Acclaimed cartoonist Barry Blitt will give a presentation next Monday entitled “In One Eye and Out the Other” in the Mattin Center.
Blitt’s work has been an essential contribution of political satire for several decades, and his distinctive style of ink and watercolor is as easily recognizable as are his caricatures of Dick Cheney, the Obamas or, more recently, Donald Trump.
Political cartoons are an important part of free political process in the United States. They often function as an immediate way for artists to criticize their government in a way that is highly visible and accessible to the public.
Since last year’s election, political cartoonists are now more important than ever. These artists shed a new light on American political discourse and the human manifestation of a failed spray tan running this country offers up plenty for them to criticize.
Tom Chalkley, a cartooning instructor at the Center for Visual Arts, spoke about the role of political cartoons in Trump’s rise to power.
“I don’t think there’s ever been since Nixon a political figure that’s been the subject of more ridicule than the President of the United States,” he said. “An ocean of ridicule didn’t seem to slow him up. The ubiquity and universality of the ridicule seems to have charged some people up, especially people who identify negatively towards the mainstream media environment.”

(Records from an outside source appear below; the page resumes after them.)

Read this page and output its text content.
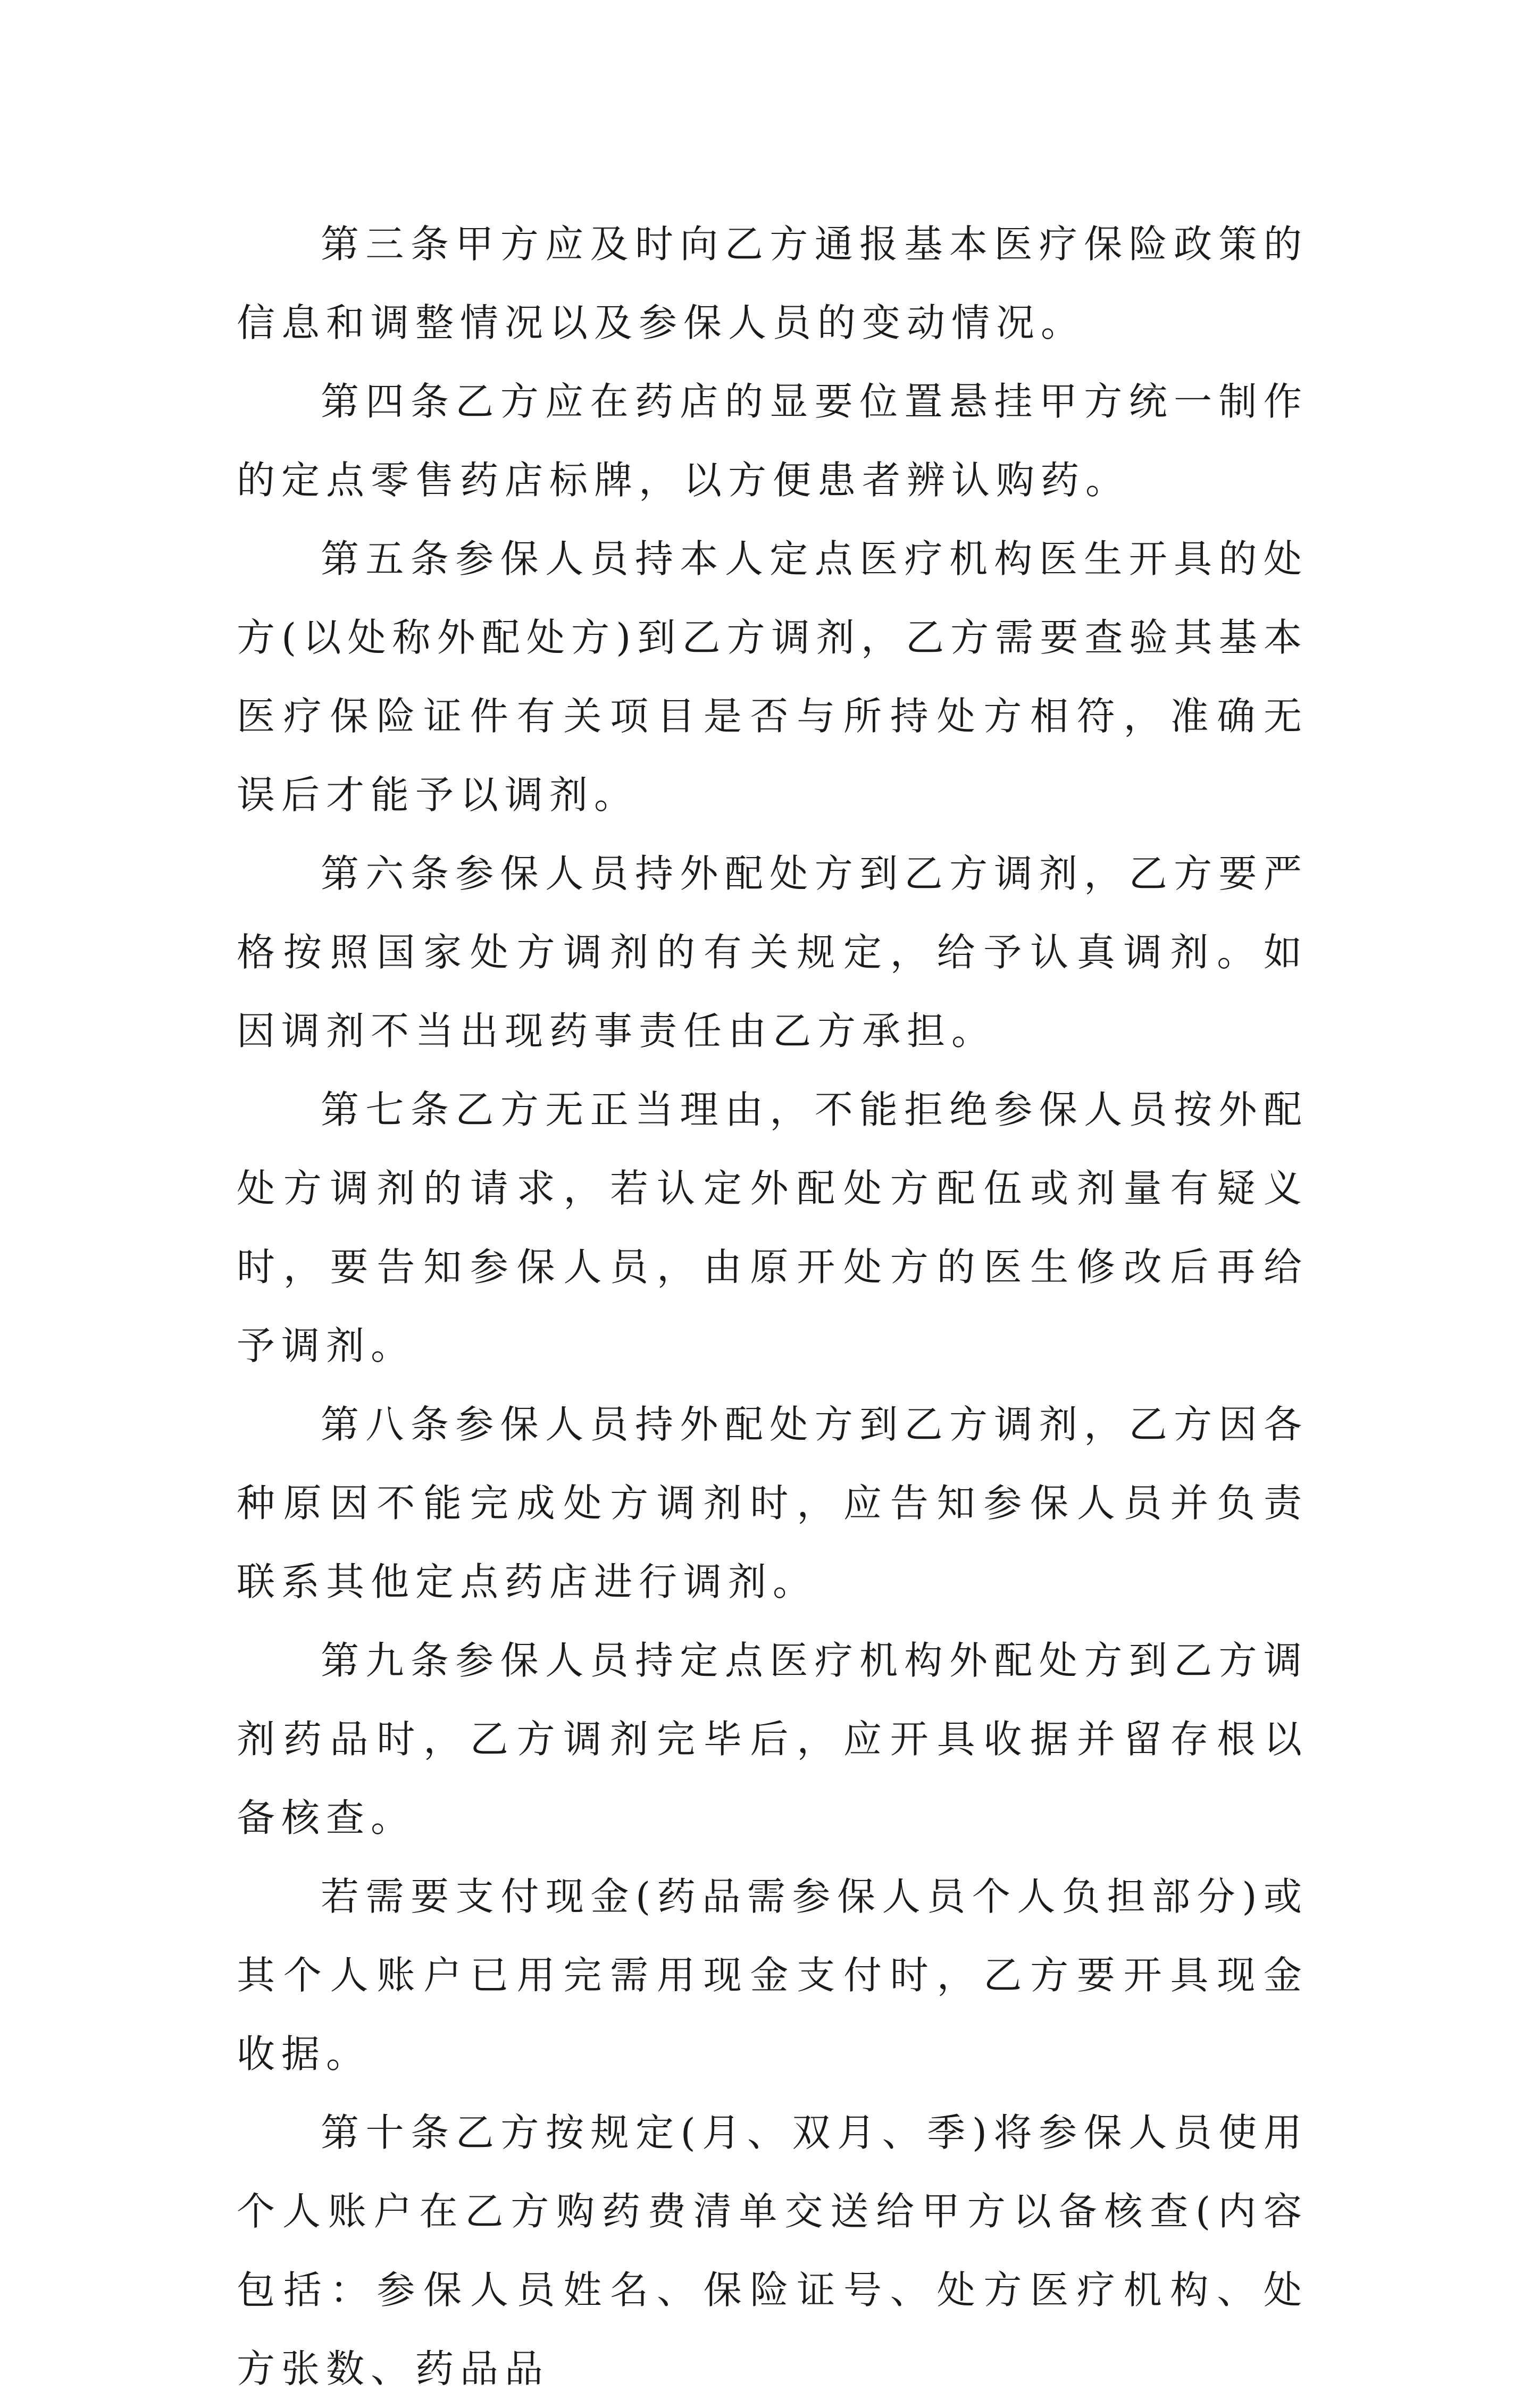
第三条甲方应及时向乙方通报基本医疗保险政策的信息和调整情况以及参保人员的变动情况。

第四条乙方应在药店的显要位置悬挂甲方统一制作的定点零售药店标牌，以方便患者辨认购药。

第五条参保人员持本人定点医疗机构医生开具的处方(以处称外配处方)到乙方调剂，乙方需要查验其基本医疗保险证件有关项目是否与所持处方相符，准确无误后才能予以调剂。

第六条参保人员持外配处方到乙方调剂，乙方要严格按照国家处方调剂的有关规定，给予认真调剂。如因调剂不当出现药事责任由乙方承担。

第七条乙方无正当理由，不能拒绝参保人员按外配处方调剂的请求，若认定外配处方配伍或剂量有疑义时，要告知参保人员，由原开处方的医生修改后再给予调剂。

第八条参保人员持外配处方到乙方调剂，乙方因各种原因不能完成处方调剂时，应告知参保人员并负责联系其他定点药店进行调剂。

第九条参保人员持定点医疗机构外配处方到乙方调剂药品时，乙方调剂完毕后，应开具收据并留存根以备核查。

若需要支付现金(药品需参保人员个人负担部分)或其个人账户已用完需用现金支付时，乙方要开具现金收据。

第十条乙方按规定(月、双月、季)将参保人员使用个人账户在乙方购药费清单交送给甲方以备核查(内容包括：参保人员姓名、保险证号、处方医疗机构、处方张数、药品品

Chalkley said he’d seen Blitt’s work well before Blitt had become such a well-known artist, before his rise to fame for his regular covers on The New Yorker. He said that Blitt’s entire career had led up to the Trump era.
“He has stuck his neck out to the point where if they do decide to have a real coup d’état, they’re going to arrest him first,” Chalkley said. “He really likes to push the envelope, and you have to now because the things politicians do and say now are increasingly outrageous, and so to go beyond just reporting the news and to be really satirical, sometimes it takes a degree of complete outrageousness.”
In an email to The News-Letter, Blitt wrote about his view on politics and the political nature of his work.
“I’m really not particularly savvy about politics,” Blitt wrote. “I’m just always on the lookout for absurdities and for awful human behavior, both of which abound in the realm of politics.”
Craig Hankin, the director of the Center for Visual Arts, said that Blitt’s political work is important. He said that they invited him in the hope that he might be able to change the perspectives of some students.
“I think the provocative nature of his drawings, of his images, is important,” Hankin said. “On a national basis, his drawings provoke conversation and sometimes outrage, uproar. We thought Barry Blitt would be the perfect artist to bring in and give us his perspective both as a political observer and as an artist.”
Despite the political and technological change that Blitt has seen during the course of his career, the power of his simple ink and watercolor sketches is just as strong as it was decades ago. Hankin said that this is because images and text together are a potent combination.
“It’s amazing still, in this age of advanced technology that we live in, that a hand-drawn caricature by the right hand, by someone who really knows what they’re doing, is still capable of getting under people’s skin and really upsetting them,” Hankin said. “Or the other side of it is really getting them to laugh or nod their head in agreement.”
Blitt wrote about why he is drawn to this form.
“Pen and ink & watercolor is a good medium for my low attention span,” Blitt wrote. “It conveys immediacy, which is perfect for making funny pictures (much more so than a painstakingly realistic oil painting, say). Most of my ideas benefit from being expressed hastily. Sometimes, a scribbled drawing works in the service of the joke (or so I tell myself).”
According to Chalkley, Blitt’s work is personally expressive, and he hopes Blitt will reveal the details of his artistic process to Hopkins students.
Blitt also wrote that he hoped to reveal a bit about his process. He has a somewhat cynical perspective, which might be expected after seeing some of his more incisive pieces.
“I hope Hopkins students get a few laughs from my visit (at my expense, even), and maybe learn a bit about the process that goes into cartoon art,” he wrote. “I further hope they are able to understand me through my heavy Canadian accent.”